Jerry Cornelius and the Final Programme
More of an idea than an actual character, Jerry Cornelius was created by the fantasy novelist Michael Moorcock as the star of numerous short stories and novels. The novels have a kind of dream-like logic and often jump from one instance to the next, creating a very unique reading experience. In many ways it was one of the most successful experiments to combine the feel of pop music with the material of sci-fi. Each story involved our ‘hero’ Jerry Cornelius acting as an agent of chaos, causing untold amount of destruction while having illicit sexual encounters and munching on sweets. In short, Jerry Cornelius was a teenage boy’s dream.
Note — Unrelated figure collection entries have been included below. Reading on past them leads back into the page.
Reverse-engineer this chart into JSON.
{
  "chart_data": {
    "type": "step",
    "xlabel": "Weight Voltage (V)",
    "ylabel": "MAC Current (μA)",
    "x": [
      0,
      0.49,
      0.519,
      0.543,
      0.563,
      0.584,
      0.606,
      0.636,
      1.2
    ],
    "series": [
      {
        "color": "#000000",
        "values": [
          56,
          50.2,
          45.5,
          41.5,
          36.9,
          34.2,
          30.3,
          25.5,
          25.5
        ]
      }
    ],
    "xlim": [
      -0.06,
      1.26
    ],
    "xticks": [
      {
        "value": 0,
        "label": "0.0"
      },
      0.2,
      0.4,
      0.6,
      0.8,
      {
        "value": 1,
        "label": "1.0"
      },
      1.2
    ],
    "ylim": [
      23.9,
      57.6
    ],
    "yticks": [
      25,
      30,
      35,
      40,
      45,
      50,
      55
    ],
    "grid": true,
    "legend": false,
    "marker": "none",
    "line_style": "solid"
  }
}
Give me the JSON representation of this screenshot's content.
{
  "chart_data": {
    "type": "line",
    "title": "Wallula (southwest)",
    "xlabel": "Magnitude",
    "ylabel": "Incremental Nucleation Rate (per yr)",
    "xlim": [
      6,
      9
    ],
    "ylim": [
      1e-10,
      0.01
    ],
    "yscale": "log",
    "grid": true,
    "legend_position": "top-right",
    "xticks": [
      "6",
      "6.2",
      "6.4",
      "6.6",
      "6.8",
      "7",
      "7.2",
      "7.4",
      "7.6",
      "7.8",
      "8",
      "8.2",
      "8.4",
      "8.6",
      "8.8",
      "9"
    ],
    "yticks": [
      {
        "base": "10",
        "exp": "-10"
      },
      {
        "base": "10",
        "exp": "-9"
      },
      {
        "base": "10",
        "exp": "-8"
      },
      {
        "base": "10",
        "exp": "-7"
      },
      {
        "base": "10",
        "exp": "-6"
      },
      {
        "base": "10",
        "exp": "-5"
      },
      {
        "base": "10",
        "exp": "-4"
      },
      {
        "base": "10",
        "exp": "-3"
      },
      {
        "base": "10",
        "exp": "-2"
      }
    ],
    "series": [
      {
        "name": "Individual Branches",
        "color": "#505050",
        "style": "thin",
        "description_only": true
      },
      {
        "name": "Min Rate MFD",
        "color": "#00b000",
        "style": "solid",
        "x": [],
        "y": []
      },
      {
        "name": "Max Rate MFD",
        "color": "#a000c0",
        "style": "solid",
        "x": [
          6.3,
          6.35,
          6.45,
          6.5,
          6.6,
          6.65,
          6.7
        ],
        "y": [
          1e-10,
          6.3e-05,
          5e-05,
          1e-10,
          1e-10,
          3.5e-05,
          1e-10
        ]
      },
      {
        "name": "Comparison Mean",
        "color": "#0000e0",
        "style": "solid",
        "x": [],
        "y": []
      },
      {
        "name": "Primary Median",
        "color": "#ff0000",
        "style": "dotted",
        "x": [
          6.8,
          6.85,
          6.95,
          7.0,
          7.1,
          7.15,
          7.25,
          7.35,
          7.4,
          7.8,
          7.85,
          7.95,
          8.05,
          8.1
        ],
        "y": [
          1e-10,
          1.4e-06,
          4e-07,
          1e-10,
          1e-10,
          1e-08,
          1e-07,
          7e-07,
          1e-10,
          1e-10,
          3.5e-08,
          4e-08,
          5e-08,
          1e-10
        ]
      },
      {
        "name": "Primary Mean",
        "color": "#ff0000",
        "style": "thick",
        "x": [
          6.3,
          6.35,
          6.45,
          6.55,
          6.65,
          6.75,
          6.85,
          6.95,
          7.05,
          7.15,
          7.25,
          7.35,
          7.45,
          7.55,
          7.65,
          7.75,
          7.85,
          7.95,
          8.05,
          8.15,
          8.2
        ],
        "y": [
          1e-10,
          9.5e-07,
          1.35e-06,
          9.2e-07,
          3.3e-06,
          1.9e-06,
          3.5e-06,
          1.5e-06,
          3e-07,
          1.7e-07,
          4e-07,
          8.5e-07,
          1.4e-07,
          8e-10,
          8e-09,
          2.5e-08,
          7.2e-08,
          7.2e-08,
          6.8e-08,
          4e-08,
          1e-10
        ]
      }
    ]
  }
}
In 1973, director Robert Fuest of the Vincent Price films The Abominable Dr. Phibes and Dr. Phibes Rises Again, worked on a film adaptation of a Jerry Cornelius novel, the Final Programme. Utilizing his brilliant sense of color and design, the film appears to be a long lost cousin of Doctor Who and the Avengers after a long night of drinking absinthe and eating birthday cake. It’s like he made it just for me and I’m touched.
1973 Trailer
The plot of the film involves the rakish dandy Jerry Cornelius getting wrapped up into raiding his homestead after the death of his father to wrest something called the final programme from the clutches of his insane brother Frank… with Jerry’s beautiful sister caught in the middle. Jerry’s family is more than a little disfunctional. The programme developed by the departed senior Cornelius proposes to contain the design for the perfect self-replicating human being, bypassing numerous stages of genetic development. As humanity is depicted as being on its last legs, this could be the only hope for society… not that Jerry really cares. After a failed attempt to overcome the house’s defenses and brother Frank’s cunning, Jerry Cornelius pairs up with the shady Ms. Brunner in her search for more information. People have a habit of disappearing in Ms. Brunner’s company which hints of something sinister at work, but Jerry is still determined to bed her.
The movie culminates in the retrieval of the programme and Jerry is tricked into being a part of a grand experiment to create the perfect being, which involves Jerry Cornelius and Ms. Brunner being melded together into one being. This is the chief difference between the book and movie and apparently the sole bone of contention that Moorcock has with the film. In the book, the perfect being is a vampish hermaphrodite yet in the movie the being is a hunch-backed Neanderthal who makes Humphrey Bogart references. Personally I think the film ending is hilarious whether you know of the novel’s finale or not.
The character of Jerry Cornelius has popped up in many other works, sometimes with the author’s consent other times not so much. The character Gideon Stargrave in Grant Morrison’s Invisibles for Vertigo is viewed by Moorcock as nearly a rip-off with little of his own individuality (which I think was the point). The Image Comics series by X-Men writer Matt Fraction with Gabriel Bá and Fábio Moon shares many ideas and intents but is obviously an homage rather than a steal of the idea. Even the character of TV’s Jason King has certain Jerry Cornelius-like characteristics. A dandy, gun-happy, sexually omnivorous super assassin is apparently too good an idea to not use.
Feust’s Final Programme isn’t a perfect movie, but it attempts and mainly achieves the task of adapting a fictional adventure story into a movie while retaining the feel of the original and keeping a plot in place for the movie audience. It also has such a unique visual sense, something you’d expect from the eye-poppingly gorgeous work he delivered on both Dr. Phibes flicks. A bizarre and decidedly British sci-fi movie, I heartily recommend the Final Programme as essential viewing with a tall glass of Chimay and a sugar puff sandwich.